Roche will acquire gene therapy firm Spark Therapeutics for $4.3 billion in a deal that not only adds to Roche's hemophilia portfolio but also gives access to gene therapy technology for use in other therapeutic areas, including ophthalmology, neurology, and other rare genetic diseases. Roche's tender offer of $114.50 in cash per share represents a 122% premium to Spark's closing price as of Feb. 22, and the deal is expected to close in the second quarter. Overall, we think Roche is paying a fair price for Spark, and we're not making any changes to our $42/CHF 333 fair value estimates for Roche. Spark's gene therapy platform adds further support to Roche's wide moat and ability to continue innovating and launching new medicines.

Spark's Luxturna is on the market in the U.S. for a rare genetic eye disease and generated $27 million in revenue in 2018 (partnered with Novartis outside the U.S.). However, we think valuation is driven by Spark's progress in hemophilia, which includes SPK-9001 (phase 3 for hemophilia B, Roche will receive double-digit royalties from Spark's partner Pfizer), SPK-8011 (hemophilia A, entering phase 3 this year), and SPK-8016 (hemophilia A inhibitors, early development). This fits well with Roche's bispecific antibody therapy Hemlibra, which was recently launched for hemophilia A patients, with and without inhibitors. We expect annual Hemlibra sales to grow to nearly $5 billion by the end of our 10-year forecast, given its strong efficacy, solid safety profile, and very convenient administration (as little as one monthly subcutaneous injection) relative to current intravenous options.
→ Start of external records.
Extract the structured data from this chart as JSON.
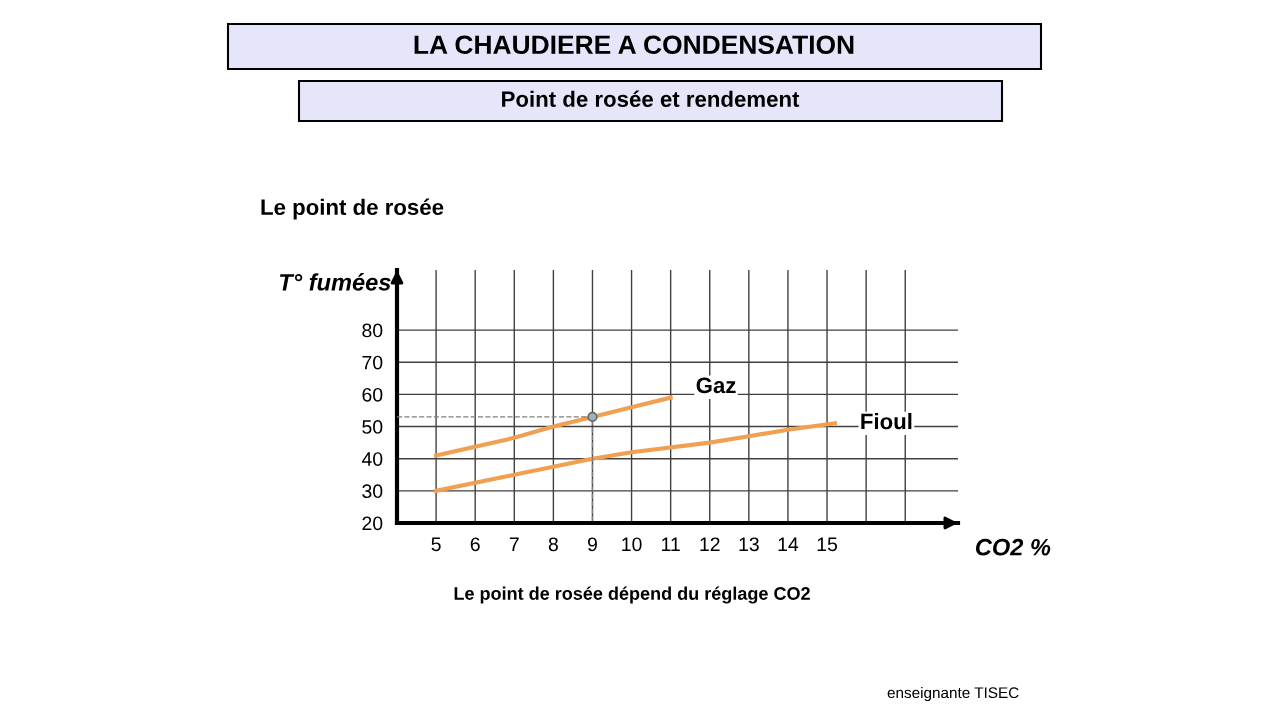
{
  "chart_data": {
    "type": "line",
    "title": "LA CHAUDIERE A CONDENSATION",
    "subtitle": "Point de rosée et rendement",
    "xlabel": "CO2 %",
    "ylabel": "T° fumées",
    "annotations": [
      "Le point de rosée",
      "Le point de rosée dépend du réglage CO2",
      "enseignante TISEC"
    ],
    "xlim": [
      4,
      18.35
    ],
    "ylim": [
      20,
      98.7
    ],
    "xticks": [
      5,
      6,
      7,
      8,
      9,
      10,
      11,
      12,
      13,
      14,
      15,
      {
        "value": 16,
        "label": null
      },
      {
        "value": 17,
        "label": null
      }
    ],
    "yticks": [
      20,
      30,
      40,
      50,
      60,
      70,
      80
    ],
    "grid": true,
    "legend": false,
    "line_style": "solid",
    "marker": "none",
    "series": [
      {
        "name": "Gaz",
        "color": "#f0a050",
        "x": [
          5,
          7,
          8,
          9,
          10,
          11
        ],
        "values": [
          41,
          46.5,
          50,
          53,
          56,
          59
        ]
      },
      {
        "name": "Fioul",
        "color": "#f0a050",
        "x": [
          5,
          7,
          8,
          9,
          10,
          12,
          13,
          14,
          15.2
        ],
        "values": [
          30,
          35,
          37.5,
          40,
          42,
          45,
          47,
          49,
          51
        ]
      },
      {
        "type": "line",
        "color": "#808080",
        "line_style": "dashed",
        "x": [
          4,
          9,
          9
        ],
        "values": [
          53,
          53,
          20
        ]
      },
      {
        "type": "scatter",
        "color": "#a0b0b8",
        "marker": "circle",
        "x": [
          9
        ],
        "values": [
          53
        ]
      }
    ]
  }
}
We think gene therapy will be a strong competitor to Hemlibra in the long run, particularly as we gain more information on duration of benefit and as pricing (which will likely be a multiple of the annual cost of Hemlibra) gets ironed out. A one-time, effective treatment should eventually win out, and early data from Spark's SPK-8011 is promising; Spark has increased doses to an effective level and is working to prevent declines in efficacy that were seen in two patients last year by using prophylactic steroids in a phase 1/phase 2 expansion study. Spark and Roche are also beginning a phase 3 study this year, which likely puts them a year and a half behind BioMarin's val-rox, which entered phase 3 in December 2017 and could be filed using an accelerated filing by the end of 2019. Several other firms, including Pfizer (Sangamo), Bayer (Ultragenyx) and Takeda are also in early-stage development with hemophilia A gene therapies.

Spark also gives Roche a strong gene therapy platform across many other therapeutic areas. Beyond hemophilia, Spark also has SPK-7001 for choroideremia (rare genetic eye condition) in early development and SPK-3006 (Pompe disease) and SPK-1001 (CLN2 disease) poised to enter clinical development this year. We expect Roche is also encouraged by preclinical data for SPK-miHTT in Huntington's disease, given Roche's phase 3 Huntington's program RG-6042 with partner Ionis.